Yi’s two-day visit included talks on making Indonesia a regional hub for vaccine production through its four state-owned pharmaceutical companies, helping build a 5G network and develop an ASEAN-China maritime code of conduct.
This is rich coming from a country which has been the aggressor, sending fishing fleets backed by armed coastguards into South China Sea waters close to Indonesian islands. A year ago Jakarta claimed Chinese ships were setting nets and lines inside its exclusive economic zone.
Warships weighed anchor and F-16 fighters screamed down runways. Widodo was snapped looking tough on a heaving deck alongside a battery of missiles, his expression reflecting the dilemma of all leaders who confront a problem with weapons: If we fire will they retaliate? And then what happens?
Though the image may have comforted nationalists the reality is less reassuring. For all its size and chest-beating, Indonesia is poorly armed and without a big brother can only bluster. (The Finance Ministry says its 2021 defence budget is AUD 11.9 billion. Australia’s is AUD 42.7 billion.)
Since 1948 the nation’s non-alignment policy has been mendayung antara dua karang, or rowing between two reefs. Less poetically it means the Constitution forbids signing pacts with other powers, leaving it bobbing oarless between China and the US.
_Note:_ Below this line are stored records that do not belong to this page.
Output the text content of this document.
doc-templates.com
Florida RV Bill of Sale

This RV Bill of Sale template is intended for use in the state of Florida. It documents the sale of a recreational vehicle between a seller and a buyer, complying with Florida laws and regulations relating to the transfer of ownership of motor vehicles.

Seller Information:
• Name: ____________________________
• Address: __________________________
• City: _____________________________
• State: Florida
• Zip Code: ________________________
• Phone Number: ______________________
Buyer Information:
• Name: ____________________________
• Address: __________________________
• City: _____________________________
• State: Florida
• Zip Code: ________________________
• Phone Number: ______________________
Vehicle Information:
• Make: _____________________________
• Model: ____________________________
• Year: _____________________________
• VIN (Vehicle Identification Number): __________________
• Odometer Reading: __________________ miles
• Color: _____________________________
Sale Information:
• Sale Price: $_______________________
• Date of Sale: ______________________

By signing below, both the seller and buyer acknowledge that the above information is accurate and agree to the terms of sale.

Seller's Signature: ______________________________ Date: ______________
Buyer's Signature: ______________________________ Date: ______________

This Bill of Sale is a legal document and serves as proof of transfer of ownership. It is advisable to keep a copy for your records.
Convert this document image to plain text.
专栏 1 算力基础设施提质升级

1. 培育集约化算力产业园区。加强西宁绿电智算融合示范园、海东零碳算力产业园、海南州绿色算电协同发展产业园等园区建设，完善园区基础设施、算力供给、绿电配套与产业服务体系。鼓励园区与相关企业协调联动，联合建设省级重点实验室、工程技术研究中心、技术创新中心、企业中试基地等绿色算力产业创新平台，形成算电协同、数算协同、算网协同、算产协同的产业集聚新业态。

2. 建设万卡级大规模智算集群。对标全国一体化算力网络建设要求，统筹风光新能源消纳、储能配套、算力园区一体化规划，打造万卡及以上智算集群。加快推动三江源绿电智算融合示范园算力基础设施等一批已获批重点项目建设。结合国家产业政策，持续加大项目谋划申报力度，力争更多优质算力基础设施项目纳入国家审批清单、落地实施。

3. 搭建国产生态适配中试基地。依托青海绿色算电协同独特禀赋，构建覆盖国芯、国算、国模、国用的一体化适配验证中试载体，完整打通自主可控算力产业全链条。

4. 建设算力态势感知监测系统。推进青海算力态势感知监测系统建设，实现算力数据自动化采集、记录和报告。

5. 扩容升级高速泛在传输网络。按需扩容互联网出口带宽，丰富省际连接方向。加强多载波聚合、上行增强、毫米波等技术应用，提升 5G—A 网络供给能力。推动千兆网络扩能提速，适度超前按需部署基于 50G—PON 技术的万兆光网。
In a media conference with Indonesian FM Retno Marsudi, Yi spruiked ‘solidarity’:’ We’ll work together to synergise the Belt and Road initiatives and Indonesia’s global maritime fulcrum.’
Not on the public table but a backroom worry is how to service Indonesia’s AUD 23 billion debt, largely incurred through loans for the infrastructure projects that Widodo has been bulldozing for the past six years.
Some fear China is setting a debt trap by extending credit to wring economic or political concessions from the debtor.
International affairs expert Dr Muhammad Zulfikar Rakhmat from the Islamic University has warned his homeland ‘to avoid the experience of Sri Lanka, which lost the majority of its control over a port in Colombo to China due to debt defaults.
‘… Indonesia’s relationship with China has prevented Jakarta from acting aggressively in the South China Sea unless it is prepared to lose its largest trading partner and one of its largest investors,’ he wrote in The Conversation.
‘This growing dependence has also heightened anti-Chinese sentiment in Indonesia, which has been deeply rooted in Indonesia since the 19th century.’
Despite the growing closeness, China has many hills to climb before it can see improved relations. Apart from their hatred of Communism, Indonesians are also concerned about the plight of Muslim Uyghurs in the Xinjiang ‘re-education’ camps.
They’ve been told these are to turn people from terrorism and not neuter religious beliefs. As Indonesia also has problems with Islamic extremists this explanation has mollified a few critics, though not the more perceptive commentators.
Yi and other senior diplomats have been frequent visitors despite the coronavirus, a fact not lost on their Jakarta counterparts. Indonesian culture prioritises face-to-face negotiations above document exchanges.
Also obvious is the absence of Australian ministers. Ambassador Gary Quinlan went back to Canberra along with other senior staff when the pandemic broke, leaving our largest Embassy in the world understaffed and flashing an embarrassing signal: We’re the nation next door but not well engaged.
That’s left a space China’s been happy to fill.
Australian journalist Duncan Graham writes from Indonesia.